At that point, Watson would turn the research question over to Quill. The AI platform would analyze the current working hypothesis, comparing it to the entire corpus of previous work in the area. Then the program would propose several levels of study that would build on existing research and might be a significant contribution to the field. Like the hypothesis-generating program, the researcher would continue to refine the kinds of output that would be required for this particular dissertation. When the researcher had completed her interaction with the program, the final button would appear: “Ready to write your proposal?”

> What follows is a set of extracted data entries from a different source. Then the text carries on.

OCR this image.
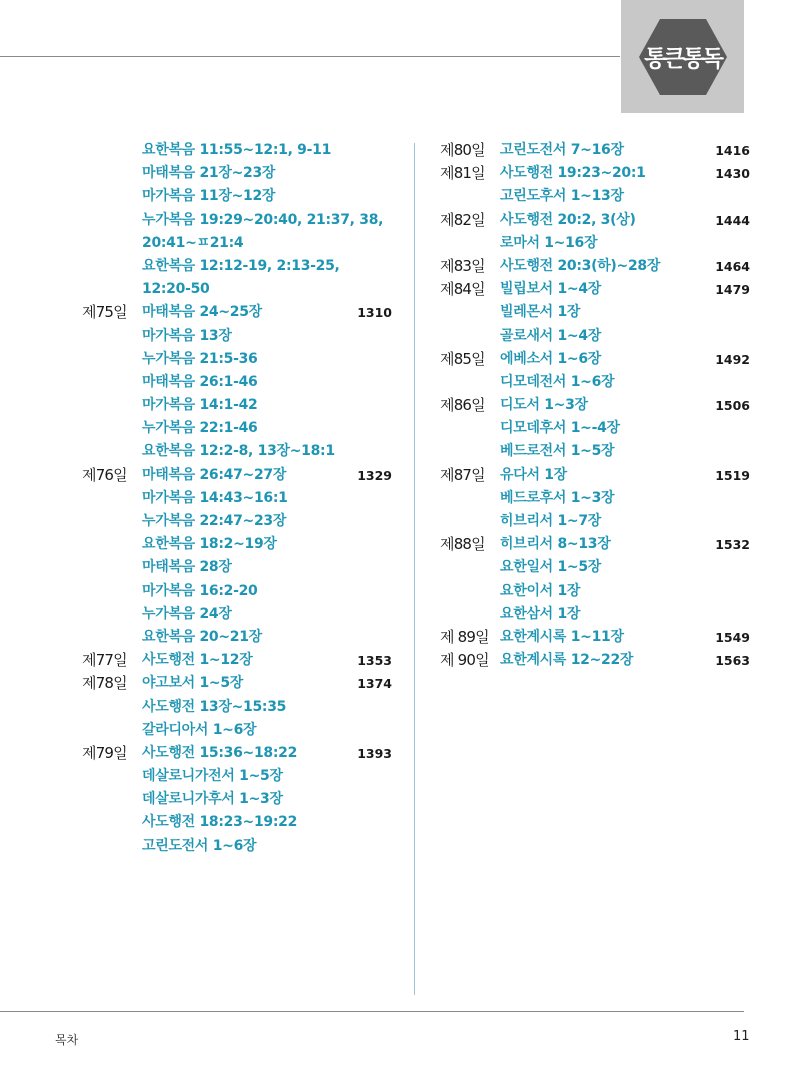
통큰통독
요한복음 11:55~12:1, 9-11
마태복음 21장~23장
마가복음 11장~12장
누가복음 19:29~20:40, 21:37, 38,
20:41~ㅍ21:4
요한복음 12:12-19, 2:13-25,
12:20-50
제75일 마태복음 24~25장	1310
마가복음 13장
누가복음 21:5-36
마태복음 26:1-46
마가복음 14:1-42
누가복음 22:1-46
요한복음 12:2-8, 13장~18:1
제76일 마태복음 26:47~27장	1329
마가복음 14:43~16:1
누가복음 22:47~23장
요한복음 18:2~19장
마태복음 28장
마가복음 16:2-20
누가복음 24장
요한복음 20~21장
제77일 사도행전 1~12장	1353
제78일 야고보서 1~5장	1374
사도행전 13장~15:35
갈라디아서 1~6장
제79일 사도행전 15:36~18:22	1393
데살로니가전서 1~5장
데살로니가후서 1~3장
사도행전 18:23~19:22
고린도전서 1~6장
제80일 고린도전서 7~16장	1416
제81일 사도행전 19:23~20:1	1430
고린도후서 1~13장
제82일 사도행전 20:2, 3(상)	1444
로마서 1~16장
제83일 사도행전 20:3(하)~28장	1464
제84일 빌립보서 1~4장	1479
빌레몬서 1장
골로새서 1~4장
제85일 에베소서 1~6장	1492
디모데전서 1~6장
제86일 디도서 1~3장	1506
디모데후서 1~-4장
베드로전서 1~5장
제87일 유다서 1장	1519
베드로후서 1~3장
히브리서 1~7장
제88일 히브리서 8~13장	1532
요한일서 1~5장
요한이서 1장
요한삼서 1장
제 89일 요한계시록 1~11장	1549
제 90일 요한계시록 12~22장	1563
목차	11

A minute later the first draft proposal would be done. The literature review would be composed based on thousands of sources, and a methodology would be recommended from the best practices defined by hundreds of professors and scholars all over the world. The paper will have a clear and coherent structure based on the best exemplars of this type of research. The spelling, grammar, and mechanics will be impeccable and the APA will be perfect. An additional menu will allow the researcher to make contact with other students and faculty doing research in a similar area. Another button will connect with our database of grants that might be available to support this kind of research.
Is a One-Minute Dissertation Realistic?
Does all that sound like fantasy? Certainly, but so did most of the features of online card catalog when I was working on my dissertation in the Syracuse University Library 25 years ago. Back then the futurists in the Library School talked about the days when we’d be able to access the collections of major libraries all the world from our offices at home. They claimed we’d be able to read full-text reports of most any work, and with a click of our mouse we could see all of the citations of articles that cited that work. They predicted that I’d have an electronic version of my bibliography cards that I could share with colleagues all over the world and that would allow me to format a reformat a bibliographic materials in a matter of a few seconds.

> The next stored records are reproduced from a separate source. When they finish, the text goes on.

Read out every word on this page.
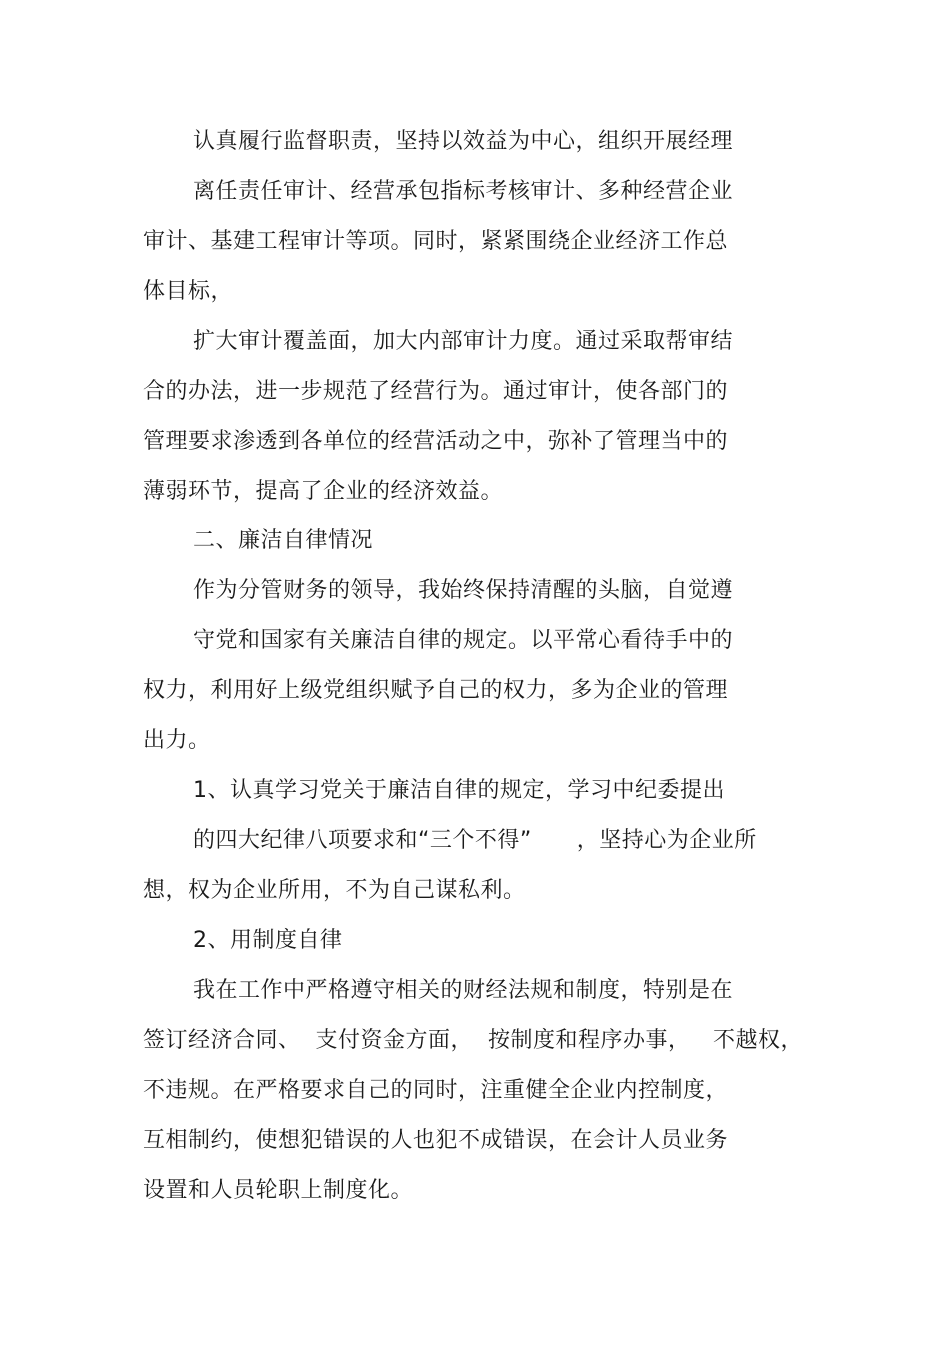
认真履行监督职责，坚持以效益为中心，组织开展经理
离任责任审计、经营承包指标考核审计、多种经营企业
审计、基建工程审计等项。同时，紧紧围绕企业经济工作总
体目标，
扩大审计覆盖面，加大内部审计力度。通过采取帮审结
合的办法，进一步规范了经营行为。通过审计，使各部门的
管理要求渗透到各单位的经营活动之中，弥补了管理当中的
薄弱环节，提高了企业的经济效益。
二、廉洁自律情况
作为分管财务的领导，我始终保持清醒的头脑，自觉遵
守党和国家有关廉洁自律的规定。以平常心看待手中的
权力，利用好上级党组织赋予自己的权力，多为企业的管理
出力。
1、认真学习党关于廉洁自律的规定，学习中纪委提出
的四大纪律八项要求和“三个不得”      ，坚持心为企业所
想，权为企业所用，不为自己谋私利。
2、用制度自律
我在工作中严格遵守相关的财经法规和制度，特别是在
签订经济合同、  支付资金方面，  按制度和程序办事，   不越权，
不违规。在严格要求自己的同时，注重健全企业内控制度，
互相制约，使想犯错误的人也犯不成错误，在会计人员业务
设置和人员轮职上制度化。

Did I believe them? Not really. I was still carrying a sock full of coins to feed the photocopier (my full text reader) and piles of 3 by 5 cards to keep track of my bibliography entries. My “word processor” was on the Cornell mainframe and I was the first generation of doc students not to have to take my punch cards to Machinery Hall to run my stats. The simple research tools I take for granted these days seemed pretty far out then. Maybe this scenario is closer than we think.